A CDC Doctor Examining Reconstructed 1918 Pandemic Influenza Virus

A CDC Doctor Examining Reconstructed 1918 Pandemic Influenza Virus

This 2005 photograph of the Centers for Disease Control and Prevention’s Dr. Terrence Tumpey, one of the organization’s staff microbiologists and a member of the National Center for Infectious Diseases (NCID), showed him examining reconstructed 1918 Pandemic Influenza Virus inside a specimen vial containing an orange-colored supernatant culture medium.

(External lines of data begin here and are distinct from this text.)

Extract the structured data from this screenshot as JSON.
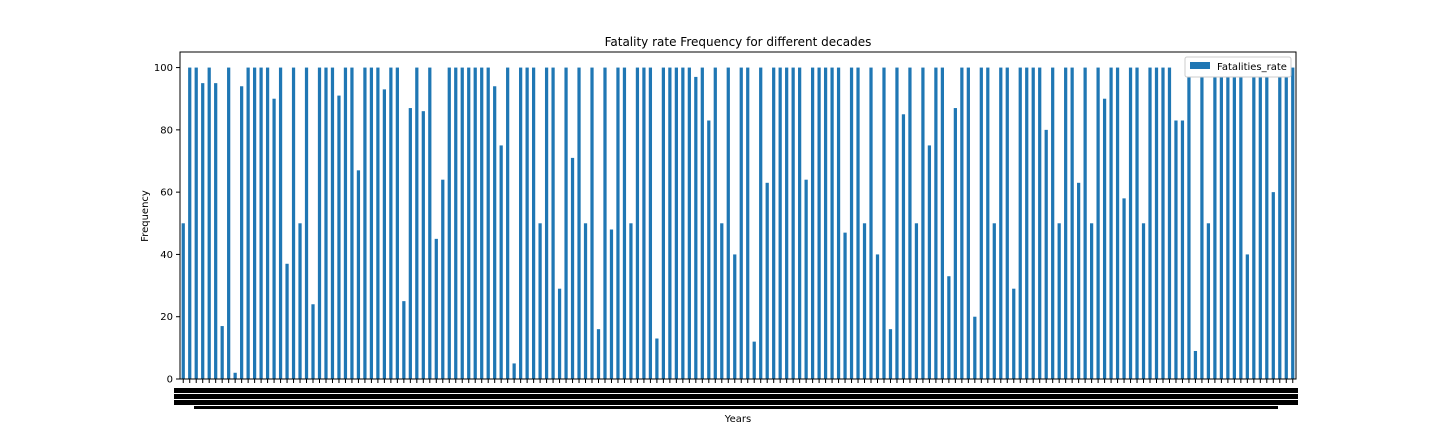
{
  "chart_data": {
    "type": "bar",
    "title": "Fatality rate Frequency for different decades",
    "xlabel": "Years",
    "ylabel": "Frequency",
    "ylim": [
      0,
      105
    ],
    "yticks": [
      0,
      20,
      40,
      60,
      80,
      100
    ],
    "legend_position": "top-right",
    "grid": false,
    "series": [
      {
        "name": "Fatalities_rate",
        "color": "#1f77b4",
        "values": [
          50,
          100,
          100,
          95,
          100,
          95,
          17,
          100,
          2,
          94,
          100,
          100,
          100,
          100,
          90,
          100,
          37,
          100,
          50,
          100,
          24,
          100,
          100,
          100,
          91,
          100,
          100,
          67,
          100,
          100,
          100,
          93,
          100,
          100,
          25,
          87,
          100,
          86,
          100,
          45,
          64,
          100,
          100,
          100,
          100,
          100,
          100,
          100,
          94,
          75,
          100,
          5,
          100,
          100,
          100,
          50,
          100,
          100,
          29,
          100,
          71,
          100,
          50,
          100,
          16,
          100,
          48,
          100,
          100,
          50,
          100,
          100,
          100,
          13,
          100,
          100,
          100,
          100,
          100,
          97,
          100,
          83,
          100,
          50,
          100,
          40,
          100,
          100,
          12,
          100,
          63,
          100,
          100,
          100,
          100,
          100,
          64,
          100,
          100,
          100,
          100,
          100,
          47,
          100,
          100,
          50,
          100,
          40,
          100,
          16,
          100,
          85,
          100,
          50,
          100,
          75,
          100,
          100,
          33,
          87,
          100,
          100,
          20,
          100,
          100,
          50,
          100,
          100,
          29,
          100,
          100,
          100,
          100,
          80,
          100,
          50,
          100,
          100,
          63,
          100,
          50,
          100,
          90,
          100,
          100,
          58,
          100,
          100,
          50,
          100,
          100,
          100,
          100,
          83,
          83,
          100,
          9,
          100,
          50,
          100,
          100,
          100,
          100,
          100,
          40,
          100,
          100,
          100,
          60,
          100,
          100,
          100
        ],
        "_note_unused": ""
      }
    ]
  }
}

Dr. Tumpey, here seen in a Biosafety Level 3-enhanced laboratory setting, was working beneath a flow hood, which pulls air from outside the hood into the hood’s confines, and is then filtered of any pathogens before being re-circulated inside the self contained laboratory atmosphere.

Dr. Tumpey recreated the 1918 influenza virus in order to identify the characteristics that made this organism such a deadly pathogen. Research efforts such as this, enables researchers to develop new vaccines and treatments for future pandemic influenza viruses.

The 1918 Spanish flu epidemic was caused by an influenza A (H1N1) virus, killing more than 500,000 people in the United States, and up to 50 million worldwide. The possible source was a newly emerged virus from a swine or an avian host of a mutated H1N1 virus. Many people died within the first few days after infection, and others died of complications later. Nearly half of those who died were young, healthy adults. Influenza A (H1N1) viruses still circulate today after being introduced again into the human population in the 1970s.